Captain America: Civil War has officially been released in theaters across America, and I, of course, grabbed a pair of tickets to see the very first screening I could find. My wife and I went decked out in geek-gear: me in Cap socks and shirt, and her in a Spider-Gwen hoodie that I’m convinced she plans on being buried in. We arrived at the theater early Thursday night and just watched in delight as people came out by the dozens to show their support for the First Avenger with t-shirts, jackets, hats, and all manner of Cap garb. Hell, one girl was wearing a full on Cap onesie. I’d say it looked ridiculous but I’m just being jealous- I wish I’d have thought to do that.
After two and a half hours of intense action, thought-provoking story and some serious twists that I did not see coming (and a few I did) I left the theater last night feeling somewhat conflicted- what I had just seen was probably the best Avengers movie to date, and I should have been jumping up and down with excitement, but instead I couldn’t help but feel a tad disappointed. I mean, following up a movie like Captain America: The Winter Soldier is a tough task. I constantly go back to it as the prime example of a movie doing everything right, and as a result any movie that isn’t so spot-on is a let down.
That’s not to say Civil War was a let down, don’t misunderstand me- from a cinematic standpoint this was a solid, entertaining movie. My wife, a casual Marvel fan and devout Cap-reader, absolutely loved it, and even if I didn’t think it was quite as strong as Winter Soldier, I still had a blast. The movie has all the working parts to make it the summer blockbuster it is, mixing serious issues with outlandish but brilliant fight scenes all interspersed with laugh-out-loud humor (thanks mostly to our friendly neighborhood Spider-Man). The story moves along at a fast pace, which works both for and against it as it has a lot to set up in a short period of time, leaving the first act a little rushed, but working flawlessly for the second and third acts. And while it does have a few too many moving parts, it does a much better job of focusing on the “right now” than Avengers: Age of Ultron did, which seemed more interested in setting up the next slew of Marvel movies than paying attention to its own story.

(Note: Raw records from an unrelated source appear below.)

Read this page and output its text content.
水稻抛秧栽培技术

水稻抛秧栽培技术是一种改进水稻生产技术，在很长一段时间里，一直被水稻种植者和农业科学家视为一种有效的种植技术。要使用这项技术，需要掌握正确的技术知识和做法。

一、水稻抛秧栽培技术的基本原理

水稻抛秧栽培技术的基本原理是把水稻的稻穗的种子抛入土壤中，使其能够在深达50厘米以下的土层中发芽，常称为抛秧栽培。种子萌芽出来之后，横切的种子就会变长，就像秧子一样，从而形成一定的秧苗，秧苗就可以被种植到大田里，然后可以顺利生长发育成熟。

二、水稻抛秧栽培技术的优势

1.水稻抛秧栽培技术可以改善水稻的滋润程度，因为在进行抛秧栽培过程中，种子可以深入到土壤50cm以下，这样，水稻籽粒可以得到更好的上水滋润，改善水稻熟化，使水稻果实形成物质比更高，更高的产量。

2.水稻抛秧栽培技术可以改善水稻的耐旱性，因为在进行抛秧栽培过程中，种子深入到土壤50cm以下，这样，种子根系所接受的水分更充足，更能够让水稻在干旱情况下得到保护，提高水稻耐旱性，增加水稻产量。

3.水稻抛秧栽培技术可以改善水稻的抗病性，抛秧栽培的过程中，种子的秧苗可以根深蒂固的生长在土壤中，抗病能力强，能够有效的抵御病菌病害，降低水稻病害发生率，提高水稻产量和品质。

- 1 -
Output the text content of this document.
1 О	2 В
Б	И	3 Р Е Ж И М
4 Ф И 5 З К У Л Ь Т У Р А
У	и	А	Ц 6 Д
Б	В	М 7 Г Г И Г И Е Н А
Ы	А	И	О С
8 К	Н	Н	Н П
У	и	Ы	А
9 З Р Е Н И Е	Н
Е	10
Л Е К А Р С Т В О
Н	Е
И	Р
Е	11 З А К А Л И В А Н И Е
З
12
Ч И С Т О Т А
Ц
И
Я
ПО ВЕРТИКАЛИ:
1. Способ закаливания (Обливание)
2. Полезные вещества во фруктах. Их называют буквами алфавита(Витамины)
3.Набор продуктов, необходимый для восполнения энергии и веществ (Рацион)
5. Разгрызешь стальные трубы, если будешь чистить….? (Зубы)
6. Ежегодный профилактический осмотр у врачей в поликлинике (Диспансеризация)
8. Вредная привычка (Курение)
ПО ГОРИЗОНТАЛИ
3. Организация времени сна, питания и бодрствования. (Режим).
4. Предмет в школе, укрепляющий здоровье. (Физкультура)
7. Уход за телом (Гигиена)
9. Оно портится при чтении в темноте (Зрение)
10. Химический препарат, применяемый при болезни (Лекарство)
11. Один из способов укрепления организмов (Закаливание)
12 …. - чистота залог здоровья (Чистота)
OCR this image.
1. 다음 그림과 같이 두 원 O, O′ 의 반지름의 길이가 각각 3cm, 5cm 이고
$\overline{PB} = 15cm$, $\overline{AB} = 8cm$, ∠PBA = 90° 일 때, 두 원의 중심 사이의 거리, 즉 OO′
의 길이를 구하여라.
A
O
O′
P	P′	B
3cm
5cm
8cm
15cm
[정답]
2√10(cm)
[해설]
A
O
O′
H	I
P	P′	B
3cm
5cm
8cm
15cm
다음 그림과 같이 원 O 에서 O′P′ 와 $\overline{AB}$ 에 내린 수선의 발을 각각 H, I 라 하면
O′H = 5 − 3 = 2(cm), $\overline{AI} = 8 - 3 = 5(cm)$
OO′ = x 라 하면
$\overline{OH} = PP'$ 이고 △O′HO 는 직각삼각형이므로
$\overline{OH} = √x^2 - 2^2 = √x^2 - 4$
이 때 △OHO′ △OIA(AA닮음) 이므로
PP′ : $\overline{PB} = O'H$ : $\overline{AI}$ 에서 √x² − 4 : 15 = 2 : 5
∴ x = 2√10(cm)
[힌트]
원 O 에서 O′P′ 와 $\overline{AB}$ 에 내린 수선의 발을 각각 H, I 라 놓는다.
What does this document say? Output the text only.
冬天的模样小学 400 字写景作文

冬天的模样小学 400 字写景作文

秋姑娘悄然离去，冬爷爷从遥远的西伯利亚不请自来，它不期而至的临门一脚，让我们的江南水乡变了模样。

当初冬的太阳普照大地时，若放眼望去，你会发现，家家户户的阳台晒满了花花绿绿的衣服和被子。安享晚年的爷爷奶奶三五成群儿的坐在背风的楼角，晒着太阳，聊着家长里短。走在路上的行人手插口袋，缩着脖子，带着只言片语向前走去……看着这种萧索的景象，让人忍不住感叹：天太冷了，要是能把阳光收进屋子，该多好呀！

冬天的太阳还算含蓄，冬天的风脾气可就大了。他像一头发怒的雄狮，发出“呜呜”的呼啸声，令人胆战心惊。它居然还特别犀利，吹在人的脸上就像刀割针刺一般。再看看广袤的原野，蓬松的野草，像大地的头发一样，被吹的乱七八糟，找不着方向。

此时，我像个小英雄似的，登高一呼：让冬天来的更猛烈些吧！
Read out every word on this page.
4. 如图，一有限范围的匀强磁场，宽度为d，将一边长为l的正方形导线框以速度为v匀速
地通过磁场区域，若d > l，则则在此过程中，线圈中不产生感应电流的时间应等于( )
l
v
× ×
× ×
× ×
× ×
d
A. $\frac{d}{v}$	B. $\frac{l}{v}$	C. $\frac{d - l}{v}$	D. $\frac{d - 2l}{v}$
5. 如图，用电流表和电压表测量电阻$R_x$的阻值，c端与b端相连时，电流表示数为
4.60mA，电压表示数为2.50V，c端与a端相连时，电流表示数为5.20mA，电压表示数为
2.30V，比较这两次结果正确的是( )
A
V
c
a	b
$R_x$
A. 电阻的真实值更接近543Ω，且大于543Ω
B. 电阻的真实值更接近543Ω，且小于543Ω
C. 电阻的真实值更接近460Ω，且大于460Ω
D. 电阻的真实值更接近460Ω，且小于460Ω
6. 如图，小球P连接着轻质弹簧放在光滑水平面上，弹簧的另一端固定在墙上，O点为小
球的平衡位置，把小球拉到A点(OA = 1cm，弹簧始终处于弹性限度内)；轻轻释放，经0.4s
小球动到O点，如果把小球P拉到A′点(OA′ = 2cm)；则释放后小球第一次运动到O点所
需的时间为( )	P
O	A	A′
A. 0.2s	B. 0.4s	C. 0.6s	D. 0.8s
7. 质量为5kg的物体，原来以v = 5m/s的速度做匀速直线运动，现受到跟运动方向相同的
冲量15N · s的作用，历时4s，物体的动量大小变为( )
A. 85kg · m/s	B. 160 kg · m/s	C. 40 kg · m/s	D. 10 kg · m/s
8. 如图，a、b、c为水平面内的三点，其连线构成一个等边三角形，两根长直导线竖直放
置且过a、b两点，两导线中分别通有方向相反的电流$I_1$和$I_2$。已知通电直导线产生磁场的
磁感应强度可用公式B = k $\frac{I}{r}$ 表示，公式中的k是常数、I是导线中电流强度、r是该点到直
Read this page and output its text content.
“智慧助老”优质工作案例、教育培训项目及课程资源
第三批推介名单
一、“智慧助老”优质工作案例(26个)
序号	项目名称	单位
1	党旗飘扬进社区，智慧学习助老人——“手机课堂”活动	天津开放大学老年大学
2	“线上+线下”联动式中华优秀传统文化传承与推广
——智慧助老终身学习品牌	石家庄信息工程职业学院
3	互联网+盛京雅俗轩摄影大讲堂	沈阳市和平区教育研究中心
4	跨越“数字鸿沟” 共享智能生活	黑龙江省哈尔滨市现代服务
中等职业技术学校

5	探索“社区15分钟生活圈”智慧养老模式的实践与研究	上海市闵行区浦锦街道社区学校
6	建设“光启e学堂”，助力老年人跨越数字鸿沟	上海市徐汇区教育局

Also like the previous Avengers movies, Civil War is crammed full of superheroes who need to battle for screen time. However, unlike AoU, every character present serves the plot in one way or another despite having over a dozen costumed heroes running around. Joe and Anthony Russo do an outstanding job keeping us engaged in our familiar faces while simultaneously introducing some new friends along the way, assuring us that the next two Avengers movies are in good hands. This is one of the movie’s greatest strengths- being able to juggle so many characters without having anyone feel forced in or left out, but it’s also one of my biggest issues with the movie. With a so many characters pulled from all over the MCU, Civil War is as much a sequel to Avengers as it is to Captain America, maybe even more so.
A great deal of the film’s time is spent reminding us about Sokovia and the events that took place in AoU, even so much as to be the driving force behind many of the character’s motivations. Now, I have no problem with the Avengers, and if this movie had been titled Avengers: Civil War, I would probably feel very different about it, but I wanted to see a sequel to The Winter Soldier. Despite wrapping up the plot started in that movie, not enough time was devoted to developing Cap’s supporting cast (Falcon, Sharon, Crossbones) so the film could make room for the Avengers team members like Vision and Scarlet Witch (though Zemo is a truly spectacular villain worthy of his legacy).
So in that respect, I was disappointed with Civil War. Not because of what it was, but because of what it wasn’t. It’s a fun, action-packed Avengers movie that’s sure to please fans of the MCU, but Captain America fans may feel a little underwhelmed that it wasn’t quite the Cap movie we wanted.